- The Washington Times - Friday, October 25, 2019

Massachusetts Attorney General Maura Healey on Thursday sued ExxonMobil for misleading investors and consumers about climate change, topping off a week that saw Democrats and activists take their anti-Exxon campaign into overdrive.

Ms. Healey, who began investigating Exxon following the formation of the 2016 AGs United for Clean Power coalition, said the energy giant for decades made “factual misstatements” and failed to make disclosures about climate change that were material to investment and gasoline-purchasing decisions.

“Exxon has known for decades about the catastrophic climate impacts of burning fossil fuels — its chief product,” Ms. Healey said in a statement. “Yet, to this day, Exxon continues to deceive Massachusetts consumers and investors about the dangerous climate harms caused by its oil and gasoline products and the significant risks of climate change — and efforts to address it — to Exxon’s business.”

Her lawsuit was filed hours after a judge rejected Exxon’s request to delay the state’s filing until the “climate fraud” trial that began Tuesday in New York wraps up.

In a statement, Exxon spokesman Scott J. Silvestri described the Massachusetts case as “baseless.”

“The Massachusetts attorney general’s office has filed a baseless complaint three years after announcing its politically motivated investigation, during which they have not interviewed a single ExxonMobil employee or gathered one piece of evidence from the company,” he said. “We look forward to refuting the meritless allegations in court.”

The complaint capped a week that saw Democrats and climate activists move to recharge the dormant “Exxon knew” campaign, alleging that the company disregarded its own global-warming research, which Exxon denies.

A team of academics, including Harvard professor and longtime Exxon foe Naomi Orekes, released a report Monday accusing the company of weaving a “web of denial” about climate change, comparing it to the tobacco industry’s deceiving consumers about the dangers of smoking.
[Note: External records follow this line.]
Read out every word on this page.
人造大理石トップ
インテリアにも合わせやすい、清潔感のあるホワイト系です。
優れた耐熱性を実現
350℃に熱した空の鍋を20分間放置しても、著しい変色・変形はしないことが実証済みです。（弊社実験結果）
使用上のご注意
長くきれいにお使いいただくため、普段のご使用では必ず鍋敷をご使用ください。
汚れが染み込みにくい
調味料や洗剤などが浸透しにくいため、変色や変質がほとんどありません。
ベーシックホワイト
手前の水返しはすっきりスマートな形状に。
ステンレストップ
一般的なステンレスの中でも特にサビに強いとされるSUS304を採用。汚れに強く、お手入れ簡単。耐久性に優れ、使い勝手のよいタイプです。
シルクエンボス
The same day, The New York Times ran an op-ed from Rockefeller Family Fund director Lew Wasserman charging Exxon and other oil-and-gas companies with “drilling away” even though they know “the planet is headed toward a climate catastrophe.”

He acknowledged that his philanthropy is financing legal advocacy groups bringing two other lawsuits against Exxon. Rockefeller foundations have been instrumental in funding “Exxon knew” advocacy and journalism.
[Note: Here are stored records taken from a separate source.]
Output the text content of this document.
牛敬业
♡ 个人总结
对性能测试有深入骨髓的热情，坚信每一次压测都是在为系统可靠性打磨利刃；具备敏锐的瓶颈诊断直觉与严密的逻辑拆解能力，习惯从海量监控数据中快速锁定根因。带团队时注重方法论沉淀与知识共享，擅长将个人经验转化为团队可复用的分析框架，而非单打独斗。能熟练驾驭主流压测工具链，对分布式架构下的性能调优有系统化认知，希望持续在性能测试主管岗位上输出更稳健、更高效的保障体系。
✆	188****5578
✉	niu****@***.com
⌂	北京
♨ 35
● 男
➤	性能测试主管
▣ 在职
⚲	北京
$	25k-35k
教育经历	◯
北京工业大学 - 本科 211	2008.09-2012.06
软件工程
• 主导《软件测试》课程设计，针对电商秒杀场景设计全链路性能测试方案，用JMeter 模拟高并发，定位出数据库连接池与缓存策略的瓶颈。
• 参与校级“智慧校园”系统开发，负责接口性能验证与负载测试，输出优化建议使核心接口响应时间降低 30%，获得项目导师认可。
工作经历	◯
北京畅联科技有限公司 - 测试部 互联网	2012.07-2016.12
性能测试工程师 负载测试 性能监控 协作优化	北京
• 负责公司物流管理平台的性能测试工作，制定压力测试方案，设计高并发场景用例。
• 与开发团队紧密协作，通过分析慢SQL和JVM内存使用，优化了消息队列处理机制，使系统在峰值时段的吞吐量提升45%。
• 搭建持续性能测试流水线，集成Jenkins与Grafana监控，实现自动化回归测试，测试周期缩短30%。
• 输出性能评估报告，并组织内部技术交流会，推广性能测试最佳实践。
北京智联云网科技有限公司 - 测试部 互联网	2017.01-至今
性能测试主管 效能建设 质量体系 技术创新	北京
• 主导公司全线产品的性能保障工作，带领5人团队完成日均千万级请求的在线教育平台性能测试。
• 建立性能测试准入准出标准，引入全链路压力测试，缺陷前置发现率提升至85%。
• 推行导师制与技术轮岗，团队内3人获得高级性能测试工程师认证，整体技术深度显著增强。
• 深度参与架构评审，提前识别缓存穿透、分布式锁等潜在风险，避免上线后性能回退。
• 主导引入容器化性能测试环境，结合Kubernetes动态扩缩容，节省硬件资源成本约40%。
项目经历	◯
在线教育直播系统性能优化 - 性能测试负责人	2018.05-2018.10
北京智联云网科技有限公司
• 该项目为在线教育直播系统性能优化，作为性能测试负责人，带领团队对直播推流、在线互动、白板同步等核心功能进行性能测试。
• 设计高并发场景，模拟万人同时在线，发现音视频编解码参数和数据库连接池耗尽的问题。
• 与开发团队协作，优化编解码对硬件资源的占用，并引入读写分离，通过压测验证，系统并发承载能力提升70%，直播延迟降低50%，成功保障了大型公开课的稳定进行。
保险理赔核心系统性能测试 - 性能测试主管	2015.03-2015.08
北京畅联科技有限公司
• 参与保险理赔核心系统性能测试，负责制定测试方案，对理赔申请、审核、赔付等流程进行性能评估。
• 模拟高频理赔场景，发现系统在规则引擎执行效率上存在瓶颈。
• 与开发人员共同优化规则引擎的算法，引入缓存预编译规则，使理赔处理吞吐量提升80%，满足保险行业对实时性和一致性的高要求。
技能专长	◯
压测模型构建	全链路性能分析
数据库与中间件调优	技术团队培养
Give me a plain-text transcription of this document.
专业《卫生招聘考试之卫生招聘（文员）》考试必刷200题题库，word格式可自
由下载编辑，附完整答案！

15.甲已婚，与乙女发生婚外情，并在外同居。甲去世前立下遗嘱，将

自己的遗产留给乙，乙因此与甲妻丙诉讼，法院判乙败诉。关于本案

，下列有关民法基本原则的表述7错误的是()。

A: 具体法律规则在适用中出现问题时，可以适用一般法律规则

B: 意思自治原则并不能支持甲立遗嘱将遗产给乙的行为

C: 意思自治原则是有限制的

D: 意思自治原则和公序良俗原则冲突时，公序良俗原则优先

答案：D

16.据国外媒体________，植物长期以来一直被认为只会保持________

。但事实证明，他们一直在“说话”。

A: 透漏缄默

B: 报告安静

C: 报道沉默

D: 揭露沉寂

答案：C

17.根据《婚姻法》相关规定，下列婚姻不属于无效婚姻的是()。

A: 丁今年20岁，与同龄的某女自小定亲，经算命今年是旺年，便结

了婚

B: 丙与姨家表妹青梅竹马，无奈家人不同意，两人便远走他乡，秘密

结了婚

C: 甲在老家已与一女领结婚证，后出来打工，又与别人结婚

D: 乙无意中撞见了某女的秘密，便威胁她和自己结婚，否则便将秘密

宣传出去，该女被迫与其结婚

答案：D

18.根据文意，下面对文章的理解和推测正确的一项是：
Protesters gathered Tuesday outside a New York courtroom for the start of a trial pitting the New York attorney general against Exxon, while House Democrats took aim at the company at a subcommittee hearing Wednesday that also featured Ms. Oreskes.

Exxon and its defenders argue that the company’s research on climate change was both widely published and in step with the findings of other studies from the 1970s and 1980s.
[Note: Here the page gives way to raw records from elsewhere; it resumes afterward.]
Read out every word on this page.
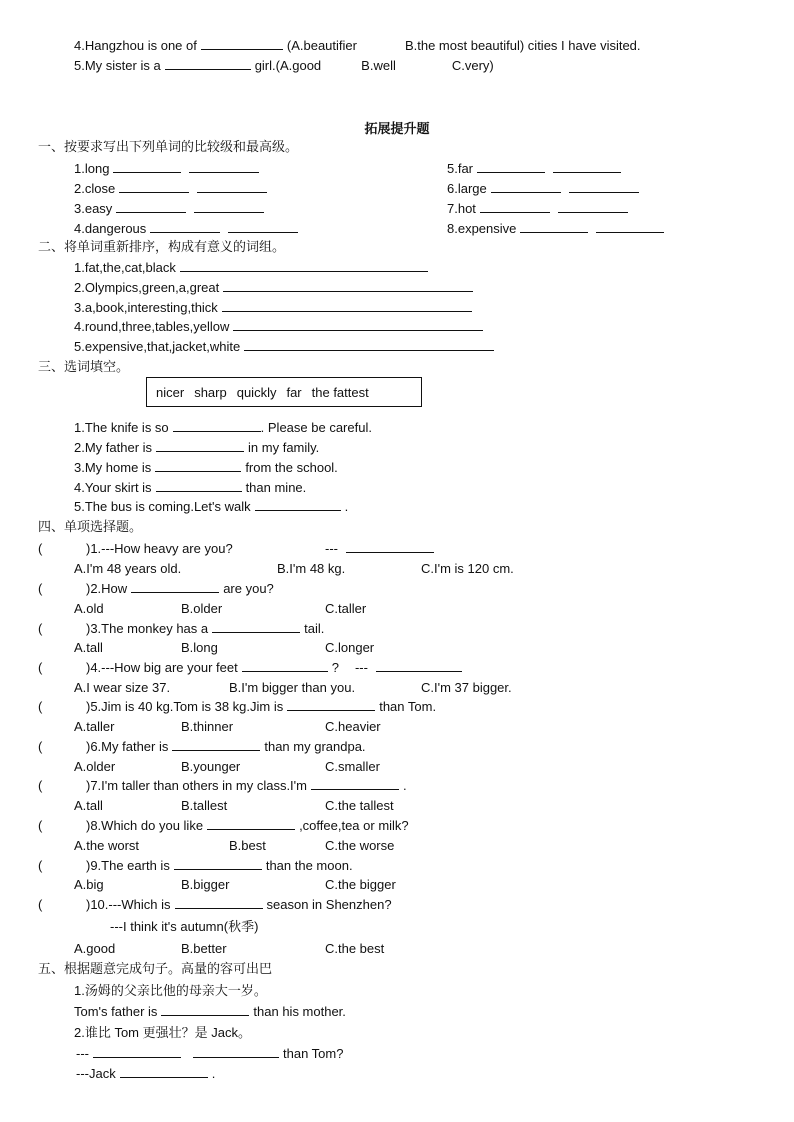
4.Hangzhou is one of	(A.beautifier	B.the most beautiful) cities I have visited.
5.My sister is a	girl.(A.good	B.well	C.very)
拓展提升题
一、按要求写出下列单词的比较级和最高级。
1.long
2.close
3.easy
4.dangerous
5.far
6.large
7.hot
8.expensive
二、将单词重新排序，构成有意义的词组。
1.fat,the,cat,black
2.Olympics,green,a,great
3.a,book,interesting,thick
4.round,three,tables,yellow
5.expensive,that,jacket,white
三、选词填空。
nicer sharp quickly far the fattest
1.The knife is so	. Please be careful.
2.My father is	in my family.
3.My home is	from the school.
4.Your skirt is	than mine.
5.The bus is coming.Let's walk	.
四、单项选择题。
(	)1.---How heavy are you?	---
A.I'm 48 years old.	B.I'm 48 kg.	C.I'm is 120 cm.
(	)2.How	are you?
A.old	B.older	C.taller
(	)3.The monkey has a	tail.
A.tall	B.long	C.longer
(	)4.---How big are your feet	? ---
A.I wear size 37.	B.I'm bigger than you.	C.I'm 37 bigger.
(	)5.Jim is 40 kg.Tom is 38 kg.Jim is	than Tom.
A.taller	B.thinner	C.heavier
(	)6.My father is	than my grandpa.
A.older	B.younger	C.smaller
(	)7.I'm taller than others in my class.I'm	.
A.tall	B.tallest	C.the tallest
(	)8.Which do you like	,coffee,tea or milk?
A.the worst	B.best	C.the worse
(	)9.The earth is	than the moon.
A.big	B.bigger	C.the bigger
(	)10.---Which is	season in Shenzhen?
---I think it's autumn(秋季)
A.good	B.better	C.the best
五、根据题意完成句子。高量的容可出巴
1.汤姆的父亲比他的母亲大一岁。
Tom's father is	than his mother.
2.谁比 Tom 更强壮？是 Jack。
---	than Tom?
---Jack	.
The Massachusetts lawsuit, filed in Suffolk Superior Court, seeks $5,000 in penalties for each violation of the state’s Consumer Protection Act, with each “materially false, deceptive, or misleading statement to a Massachusetts consumer” in connection with the sale of the company’s products would constitute a separate violation.

“We are suing to stop this illegal deception and penalize the company for its misconduct,” Ms. Healey said.

Despite a four-year investigation, the New York attorney general’s office wound up filing a lawsuit taking issue with Exxon’s public and internal accounting practices on carbon, not its role in creating the “climate crisis.”

Greenpeace USA called the New York case “the trial of the century,” while the Wall Street Journal blasted it as a “show trial” and the New York Post called it “a shameless exercise in prosecutorial abuse.”